Cruises are synonymous with indulgence. The hearty food, rich desserts and free-flowing cocktails are not ideal for the waistline, but they could be the perfect prescription for someone in need of a vacation. More and more cruise lines, however, are starting to offer healthier ways to unwind while under sail.
Major lines have always offered spa services, yoga classes, fitness facilities and special menu options for the calorie-averse and vegetarian passengers. Recently, however, wellness has become the main event on some niche cruises, and even the industry’s heavyweights have experimented with health-related themes.
A growing trend
Healthier cruise options are out there. Weight Watchers has offered themed trips in partnership with MSC Cruises (Medeterranean Shipping Company), and Celebrity is planning a "vegan cruise" that will sail around Australia and the South Pacific later this year.
Niche brands are engaged in the most aggressive wellness promotions. A new company called Blue World Voyages is betting big on the healthy cruise idea. The startup plans to launch with three small ships that are specifically designed and equipped for passengers interested in health and fitness. Most other lines are willing to offer themed cruises, but they want to remain flexible should the whims of passengers change in the coming years.
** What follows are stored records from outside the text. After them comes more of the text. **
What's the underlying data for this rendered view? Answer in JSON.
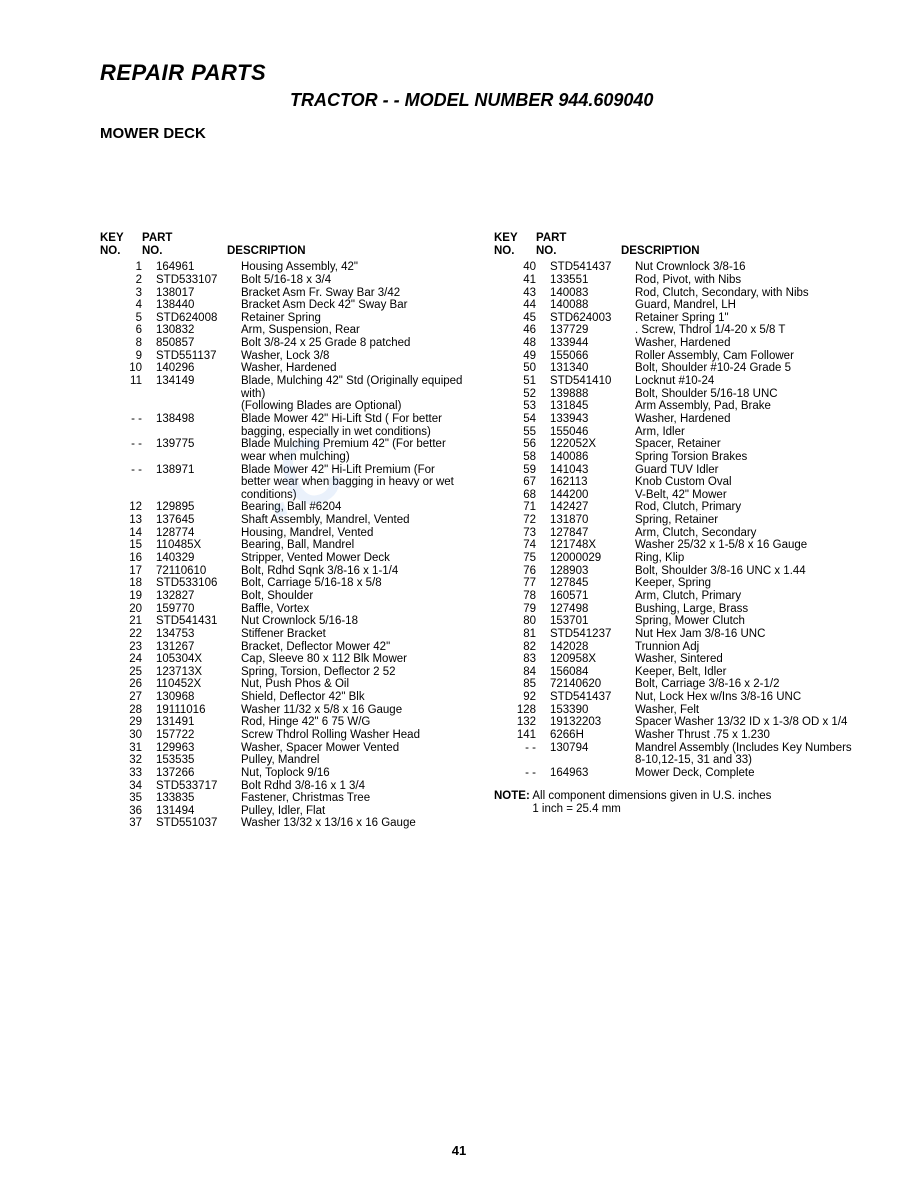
{
  "header": {
    "title": "REPAIR PARTS",
    "subtitle": "TRACTOR - - MODEL NUMBER 944.609040",
    "section": "MOWER DECK"
  },
  "columns": {
    "headers": {
      "key": "KEY",
      "keyno": "NO.",
      "part": "PART",
      "partno": "NO.",
      "desc": "DESCRIPTION"
    }
  },
  "left_rows": [
    {
      "k": "1",
      "p": "164961",
      "d": "Housing Assembly, 42\""
    },
    {
      "k": "2",
      "p": "STD533107",
      "d": "Bolt 5/16-18 x 3/4"
    },
    {
      "k": "3",
      "p": "138017",
      "d": "Bracket Asm Fr. Sway Bar 3/42"
    },
    {
      "k": "4",
      "p": "138440",
      "d": "Bracket Asm Deck 42\" Sway Bar"
    },
    {
      "k": "5",
      "p": "STD624008",
      "d": "Retainer Spring"
    },
    {
      "k": "6",
      "p": "130832",
      "d": "Arm, Suspension, Rear"
    },
    {
      "k": "8",
      "p": "850857",
      "d": "Bolt 3/8-24 x 25 Grade 8 patched"
    },
    {
      "k": "9",
      "p": "STD551137",
      "d": "Washer, Lock 3/8"
    },
    {
      "k": "10",
      "p": "140296",
      "d": "Washer, Hardened"
    },
    {
      "k": "11",
      "p": "134149",
      "d": "Blade, Mulching 42\" Std (Originally equiped with)"
    },
    {
      "k": "",
      "p": "",
      "d": "(Following Blades are Optional)"
    },
    {
      "k": "- -",
      "p": "138498",
      "d": "Blade Mower 42\" Hi-Lift Std ( For better bagging, especially in wet conditions)"
    },
    {
      "k": "- -",
      "p": "139775",
      "d": "Blade Mulching Premium 42\" (For better wear when mulching)"
    },
    {
      "k": "- -",
      "p": "138971",
      "d": "Blade Mower 42\" Hi-Lift Premium (For better wear when bagging in heavy or wet conditions)"
    },
    {
      "k": "12",
      "p": "129895",
      "d": "Bearing, Ball #6204"
    },
    {
      "k": "13",
      "p": "137645",
      "d": "Shaft Assembly, Mandrel, Vented"
    },
    {
      "k": "14",
      "p": "128774",
      "d": "Housing, Mandrel, Vented"
    },
    {
      "k": "15",
      "p": "110485X",
      "d": "Bearing, Ball, Mandrel"
    },
    {
      "k": "16",
      "p": "140329",
      "d": "Stripper, Vented Mower Deck"
    },
    {
      "k": "17",
      "p": "72110610",
      "d": "Bolt, Rdhd Sqnk 3/8-16 x 1-1/4"
    },
    {
      "k": "18",
      "p": "STD533106",
      "d": "Bolt, Carriage 5/16-18 x 5/8"
    },
    {
      "k": "19",
      "p": "132827",
      "d": "Bolt, Shoulder"
    },
    {
      "k": "20",
      "p": "159770",
      "d": "Baffle, Vortex"
    },
    {
      "k": "21",
      "p": "STD541431",
      "d": "Nut Crownlock 5/16-18"
    },
    {
      "k": "22",
      "p": "134753",
      "d": "Stiffener Bracket"
    },
    {
      "k": "23",
      "p": "131267",
      "d": "Bracket, Deflector Mower 42\""
    },
    {
      "k": "24",
      "p": "105304X",
      "d": "Cap, Sleeve 80 x 112 Blk Mower"
    },
    {
      "k": "25",
      "p": "123713X",
      "d": "Spring, Torsion, Deflector 2 52"
    },
    {
      "k": "26",
      "p": "110452X",
      "d": "Nut, Push Phos & Oil"
    },
    {
      "k": "27",
      "p": "130968",
      "d": "Shield, Deflector 42\" Blk"
    },
    {
      "k": "28",
      "p": "19111016",
      "d": "Washer 11/32 x 5/8 x 16 Gauge"
    },
    {
      "k": "29",
      "p": "131491",
      "d": "Rod, Hinge 42\" 6 75 W/G"
    },
    {
      "k": "30",
      "p": "157722",
      "d": "Screw Thdrol Rolling Washer Head"
    },
    {
      "k": "31",
      "p": "129963",
      "d": "Washer, Spacer Mower Vented"
    },
    {
      "k": "32",
      "p": "153535",
      "d": "Pulley, Mandrel"
    },
    {
      "k": "33",
      "p": "137266",
      "d": "Nut, Toplock 9/16"
    },
    {
      "k": "34",
      "p": "STD533717",
      "d": "Bolt Rdhd 3/8-16 x 1 3/4"
    },
    {
      "k": "35",
      "p": "133835",
      "d": "Fastener, Christmas Tree"
    },
    {
      "k": "36",
      "p": "131494",
      "d": "Pulley, Idler, Flat"
    },
    {
      "k": "37",
      "p": "STD551037",
      "d": "Washer 13/32 x 13/16 x 16 Gauge"
    }
  ],
  "right_rows": [
    {
      "k": "40",
      "p": "STD541437",
      "d": "Nut Crownlock 3/8-16"
    },
    {
      "k": "41",
      "p": "133551",
      "d": "Rod, Pivot, with Nibs"
    },
    {
      "k": "43",
      "p": "140083",
      "d": "Rod, Clutch, Secondary, with Nibs"
    },
    {
      "k": "44",
      "p": "140088",
      "d": "Guard, Mandrel, LH"
    },
    {
      "k": "45",
      "p": "STD624003",
      "d": "Retainer Spring 1\""
    },
    {
      "k": "46",
      "p": "137729",
      "d": ". Screw, Thdrol 1/4-20 x 5/8 T"
    },
    {
      "k": "48",
      "p": "133944",
      "d": "Washer, Hardened"
    },
    {
      "k": "49",
      "p": "155066",
      "d": "Roller Assembly, Cam Follower"
    },
    {
      "k": "50",
      "p": "131340",
      "d": "Bolt, Shoulder #10-24 Grade 5"
    },
    {
      "k": "51",
      "p": "STD541410",
      "d": "Locknut #10-24"
    },
    {
      "k": "52",
      "p": "139888",
      "d": "Bolt, Shoulder 5/16-18 UNC"
    },
    {
      "k": "53",
      "p": "131845",
      "d": "Arm Assembly, Pad, Brake"
    },
    {
      "k": "54",
      "p": "133943",
      "d": "Washer, Hardened"
    },
    {
      "k": "55",
      "p": "155046",
      "d": "Arm, Idler"
    },
    {
      "k": "56",
      "p": "122052X",
      "d": "Spacer, Retainer"
    },
    {
      "k": "58",
      "p": "140086",
      "d": "Spring Torsion Brakes"
    },
    {
      "k": "59",
      "p": "141043",
      "d": "Guard TUV Idler"
    },
    {
      "k": "67",
      "p": "162113",
      "d": "Knob Custom Oval"
    },
    {
      "k": "68",
      "p": "144200",
      "d": "V-Belt, 42\" Mower"
    },
    {
      "k": "71",
      "p": "142427",
      "d": "Rod, Clutch, Primary"
    },
    {
      "k": "72",
      "p": "131870",
      "d": "Spring, Retainer"
    },
    {
      "k": "73",
      "p": "127847",
      "d": "Arm, Clutch, Secondary"
    },
    {
      "k": "74",
      "p": "121748X",
      "d": "Washer 25/32 x 1-5/8 x 16 Gauge"
    },
    {
      "k": "75",
      "p": "12000029",
      "d": "Ring, Klip"
    },
    {
      "k": "76",
      "p": "128903",
      "d": "Bolt, Shoulder 3/8-16 UNC x 1.44"
    },
    {
      "k": "77",
      "p": "127845",
      "d": "Keeper, Spring"
    },
    {
      "k": "78",
      "p": "160571",
      "d": "Arm, Clutch, Primary"
    },
    {
      "k": "79",
      "p": "127498",
      "d": "Bushing, Large, Brass"
    },
    {
      "k": "80",
      "p": "153701",
      "d": "Spring, Mower Clutch"
    },
    {
      "k": "81",
      "p": "STD541237",
      "d": "Nut Hex Jam 3/8-16 UNC"
    },
    {
      "k": "82",
      "p": "142028",
      "d": "Trunnion Adj"
    },
    {
      "k": "83",
      "p": "120958X",
      "d": "Washer, Sintered"
    },
    {
      "k": "84",
      "p": "156084",
      "d": "Keeper, Belt, Idler"
    },
    {
      "k": "85",
      "p": "72140620",
      "d": "Bolt, Carriage 3/8-16 x 2-1/2"
    },
    {
      "k": "92",
      "p": "STD541437",
      "d": "Nut, Lock Hex w/Ins 3/8-16 UNC"
    },
    {
      "k": "128",
      "p": "153390",
      "d": "Washer, Felt"
    },
    {
      "k": "132",
      "p": "19132203",
      "d": "Spacer Washer 13/32 ID x 1-3/8 OD x 1/4"
    },
    {
      "k": "141",
      "p": "6266H",
      "d": "Washer Thrust .75 x 1.230"
    },
    {
      "k": "- -",
      "p": "130794",
      "d": "Mandrel Assembly (Includes Key Numbers 8-10,12-15, 31 and 33)"
    },
    {
      "k": "- -",
      "p": "164963",
      "d": "Mower Deck, Complete"
    }
  ],
  "note": {
    "label": "NOTE:",
    "text1": "All component dimensions given in U.S. inches",
    "text2": "1 inch = 25.4 mm"
  },
  "page_number": "41"
}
Blue World is not only interested in attracting vegans and fitness fanatics. They have geared part of their pitch to anyone who is turned off by mainstream cruising. As their site states, "If you live an active lifestyle, and your idea of adventure isn’t hanging out at a fake luau with 4,000 of your closest friends, welcome aboard."
Meditation and mindfulness
Cruise Critic calls Seabourn Cruises the industry’s "most holistic" brand. The luxury line, a subsidiary of Carnival Cruises, is not only focused on wellness, but all of its ships offer programming that fits into this niche. This means passengers do not have to choose a special wellness cruise.
In addition to daily meditation and yoga classes, Seabourn has lectures and classes on health, nutrition and general wellness. The line hired natural health guru Andrew Weil to design seminars and lectures. Seabourn currently has five vessels, and its restaurants, though not specifically vegan or vegetarian, are known for their quality. Chef Thomas Keller, of The French Laundry fame, designed the menus.
Niche cruise packages
Lindblad Expeditions, an adventure cruise company that partners with National Geographic, has special wellness and adventure cruises that fit somewhere between Blue World Voyage’s all-wellness-all-the-time, and Seabourn’s mindfulness-if-you-want. Lindblad’s itineraries are, by nature, active because they include wilderness hikes, kayaking trips, standup paddleboarding and other “adventure” activities. The wellness-themed voyages, to places like California’s Channel Islands and the Sea of Cortez, include various forms of yoga, fitness and daily guided meditation practice.
It seems like niche lines are leading the onboard wellness revolution, but what about the big players in the industry?
Bigger ships, fewer options
The Celebrity Solstice can carry nearly 3,000 passengers, and it is about to experiment with vegan cruising. Celebrity is offering a nine-day vegan cruise on the Solstice in October. Cruisers will get to enjoy the usual Celebrity amenities while being served a full vegan menu and taking part in special fitness, meditation, cooking and nutrition classes.
This sounds pretty similar to the aforementioned smaller ships’ wellness programs. It is, but it is also obvious that wellness cruising is still a minor niche: Only 250 passengers (about 10 percent of the Solstice’s total capacity) will be part of the special wellness-themed trip.
Another major industry name, CMV (Cruise and Maritime Voyages), has already offered a plant-based menu cruise. It launched a trip to Scandinavia on a new 1,400-person vessel called the Columbus. Rather than creating its own itinerary and menus, the line came to an arrangement that could be the future blueprint for various wellness and special diet trips. CMV partnered with a company called Vegan Travel, which started by organizing river cruises in Europe and is apparently expanding to larger seagoing boats.
Floating spas on both fresh and saltwater
The wellness partnership idea has made its way into several other cruise brands as well. The famous Canyon Ranch Spa, which started in Arizona, operates spas, fitness centers and health food outlets on several cruise lines, including Cunard, Oceania, Celebrity and Regent Seven Seas. These SpaClub at Sea centers include the usual range of massages, but they also have services like nutritional consultations, fitness classes and body composition analysis (measurements of health metrics such as BMI, muscle mass, fat, fluid and metabolism).
The wellness trend is not just for ocean-going vessels. River cruise specialist Aqua Expeditions recently offered a four-day yoga-themed Mekong Cruise aboard one of its 40-passenger boats. The line hired a Singaporean wellness guru to lead the program.
Paying more to be healthy
Whether it’s onboard wellness spas, vegan menus or floating meditation retreats, you can find healthier cruises if you look hard enough. Unfortunately for budget cruisers, most of the options are on upscale niche lines. Mainstream companies, however, are starting to experiment with wellness-themed cruises.